Dongion swelled. “I have prepared a full report for the Queen and I am eager to return. As a collective, we could take victory over the humans and make this dying planet healthy again.”

“You will personally make your report to the Queen. Is your pod still intact?”

HE would make his report to the Queen?! Dongion almost jumped for joy! What an honor! He had to take a moment to calm himself, so his childish giddy wouldn’t seep through his voice. “My pod is intact under a nearby bridge.” The underside of the bridge was chalk full of trash, so his pod went overlooked by the humans. He wanted to lay his pod down in a corn field, but someone else was occupying it. He would’ve liked the corn field, it wouldn’t have been as stinky as the underside of the bridge.
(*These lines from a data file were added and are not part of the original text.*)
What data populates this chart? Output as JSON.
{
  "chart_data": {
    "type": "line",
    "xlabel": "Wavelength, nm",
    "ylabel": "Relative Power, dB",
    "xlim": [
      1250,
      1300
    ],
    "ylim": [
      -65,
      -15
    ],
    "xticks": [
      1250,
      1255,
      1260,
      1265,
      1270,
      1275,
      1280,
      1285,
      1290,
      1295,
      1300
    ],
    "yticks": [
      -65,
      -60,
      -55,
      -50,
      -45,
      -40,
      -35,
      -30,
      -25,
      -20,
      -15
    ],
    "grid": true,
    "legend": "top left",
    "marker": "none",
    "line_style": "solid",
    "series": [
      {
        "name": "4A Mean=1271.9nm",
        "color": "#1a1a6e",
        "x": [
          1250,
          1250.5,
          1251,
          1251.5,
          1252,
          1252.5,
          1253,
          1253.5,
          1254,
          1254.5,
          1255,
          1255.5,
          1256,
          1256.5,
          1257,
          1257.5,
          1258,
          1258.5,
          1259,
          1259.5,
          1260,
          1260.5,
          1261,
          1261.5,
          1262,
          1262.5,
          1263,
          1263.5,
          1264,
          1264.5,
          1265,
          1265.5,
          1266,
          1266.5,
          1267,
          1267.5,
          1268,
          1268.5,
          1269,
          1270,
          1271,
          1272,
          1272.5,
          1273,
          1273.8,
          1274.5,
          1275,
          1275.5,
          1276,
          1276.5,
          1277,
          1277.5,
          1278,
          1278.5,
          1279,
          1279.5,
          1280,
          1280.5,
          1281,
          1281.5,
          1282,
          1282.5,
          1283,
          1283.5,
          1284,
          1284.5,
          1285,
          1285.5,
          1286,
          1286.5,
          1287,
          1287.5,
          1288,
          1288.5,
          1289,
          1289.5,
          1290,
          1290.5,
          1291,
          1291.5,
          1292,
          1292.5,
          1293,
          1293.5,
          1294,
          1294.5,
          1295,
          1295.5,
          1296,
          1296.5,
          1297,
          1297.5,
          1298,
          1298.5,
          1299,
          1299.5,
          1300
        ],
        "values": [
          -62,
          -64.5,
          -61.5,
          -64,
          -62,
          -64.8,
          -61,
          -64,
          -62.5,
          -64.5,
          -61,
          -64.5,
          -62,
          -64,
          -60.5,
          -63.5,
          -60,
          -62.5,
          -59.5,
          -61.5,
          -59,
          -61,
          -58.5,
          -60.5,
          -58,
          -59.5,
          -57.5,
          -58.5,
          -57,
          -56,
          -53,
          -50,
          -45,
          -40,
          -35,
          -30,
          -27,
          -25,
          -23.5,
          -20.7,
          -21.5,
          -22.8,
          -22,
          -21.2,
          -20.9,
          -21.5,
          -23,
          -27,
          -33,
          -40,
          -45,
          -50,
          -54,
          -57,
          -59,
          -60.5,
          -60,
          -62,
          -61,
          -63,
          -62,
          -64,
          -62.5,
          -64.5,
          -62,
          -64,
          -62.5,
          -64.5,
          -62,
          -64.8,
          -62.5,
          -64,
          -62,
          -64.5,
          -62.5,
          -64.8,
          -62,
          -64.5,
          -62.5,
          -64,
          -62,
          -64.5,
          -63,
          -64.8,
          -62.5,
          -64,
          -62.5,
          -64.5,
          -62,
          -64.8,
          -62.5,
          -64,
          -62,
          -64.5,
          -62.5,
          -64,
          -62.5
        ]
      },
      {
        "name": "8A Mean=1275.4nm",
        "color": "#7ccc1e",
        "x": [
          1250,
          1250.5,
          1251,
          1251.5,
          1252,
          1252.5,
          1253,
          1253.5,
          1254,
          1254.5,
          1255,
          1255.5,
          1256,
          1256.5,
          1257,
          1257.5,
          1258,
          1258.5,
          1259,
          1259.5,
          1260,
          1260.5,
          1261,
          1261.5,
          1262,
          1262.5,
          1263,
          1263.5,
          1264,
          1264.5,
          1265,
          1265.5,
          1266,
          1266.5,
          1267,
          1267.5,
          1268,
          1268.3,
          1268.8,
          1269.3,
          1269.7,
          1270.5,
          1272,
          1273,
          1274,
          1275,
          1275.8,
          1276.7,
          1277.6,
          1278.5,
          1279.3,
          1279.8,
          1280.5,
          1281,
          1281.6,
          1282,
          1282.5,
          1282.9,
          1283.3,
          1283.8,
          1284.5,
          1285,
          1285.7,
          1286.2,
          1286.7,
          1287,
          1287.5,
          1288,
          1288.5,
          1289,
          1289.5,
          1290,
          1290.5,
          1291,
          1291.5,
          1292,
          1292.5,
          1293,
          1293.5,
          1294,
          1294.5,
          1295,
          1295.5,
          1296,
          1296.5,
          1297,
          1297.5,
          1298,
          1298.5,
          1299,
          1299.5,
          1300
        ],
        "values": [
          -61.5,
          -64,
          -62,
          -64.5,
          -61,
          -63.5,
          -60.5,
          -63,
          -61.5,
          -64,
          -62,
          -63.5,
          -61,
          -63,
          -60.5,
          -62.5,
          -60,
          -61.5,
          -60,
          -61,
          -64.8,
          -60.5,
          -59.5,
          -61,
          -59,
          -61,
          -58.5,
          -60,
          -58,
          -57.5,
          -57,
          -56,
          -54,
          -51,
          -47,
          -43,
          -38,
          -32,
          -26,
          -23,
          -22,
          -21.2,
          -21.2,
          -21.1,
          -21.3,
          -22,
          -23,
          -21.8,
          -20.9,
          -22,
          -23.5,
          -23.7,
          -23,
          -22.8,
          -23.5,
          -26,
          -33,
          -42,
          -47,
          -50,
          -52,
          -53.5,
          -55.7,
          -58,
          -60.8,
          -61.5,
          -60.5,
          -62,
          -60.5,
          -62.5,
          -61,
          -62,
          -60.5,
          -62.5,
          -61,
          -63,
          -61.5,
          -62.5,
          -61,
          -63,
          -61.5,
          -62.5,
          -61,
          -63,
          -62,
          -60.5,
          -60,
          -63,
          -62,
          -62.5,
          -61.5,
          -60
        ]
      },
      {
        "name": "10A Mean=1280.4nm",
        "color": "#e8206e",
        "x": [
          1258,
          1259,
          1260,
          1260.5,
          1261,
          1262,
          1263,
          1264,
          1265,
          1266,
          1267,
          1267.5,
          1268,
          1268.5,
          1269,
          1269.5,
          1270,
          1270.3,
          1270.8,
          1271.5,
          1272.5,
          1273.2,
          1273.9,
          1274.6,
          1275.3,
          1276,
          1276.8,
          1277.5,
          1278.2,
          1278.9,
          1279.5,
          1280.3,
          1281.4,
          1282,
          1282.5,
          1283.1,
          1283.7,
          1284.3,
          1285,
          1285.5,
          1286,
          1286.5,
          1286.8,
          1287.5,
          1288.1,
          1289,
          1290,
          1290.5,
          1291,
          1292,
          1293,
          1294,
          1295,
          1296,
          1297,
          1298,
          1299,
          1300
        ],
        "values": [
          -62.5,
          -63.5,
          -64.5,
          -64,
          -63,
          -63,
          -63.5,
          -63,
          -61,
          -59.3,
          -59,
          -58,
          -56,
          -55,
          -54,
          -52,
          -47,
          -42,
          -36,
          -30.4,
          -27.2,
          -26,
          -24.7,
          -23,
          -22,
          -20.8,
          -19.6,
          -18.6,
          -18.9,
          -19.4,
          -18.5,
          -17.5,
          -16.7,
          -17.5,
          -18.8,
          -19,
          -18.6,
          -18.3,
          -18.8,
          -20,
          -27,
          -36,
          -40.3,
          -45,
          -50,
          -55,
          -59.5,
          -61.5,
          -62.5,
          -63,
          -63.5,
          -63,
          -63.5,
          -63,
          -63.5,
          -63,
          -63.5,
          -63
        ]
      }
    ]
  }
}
“Take your pod to the Aurora Borealis. We will pick you up there. Mothership out.”

The communicator fell silent, but Dongion held it like he were holding a trophy. He had finally done it. He had finally done something for the good of the collective! “We will thrive if we’re able to save this planet.” Donigon turned his gaze up toward the hazy blue sky. A smog of pollutants was blurring the beauty of the clouds drifting overhead. He’d go back, report to the Queen, and the takeover would begin. The humans wouldn not suspect a thing.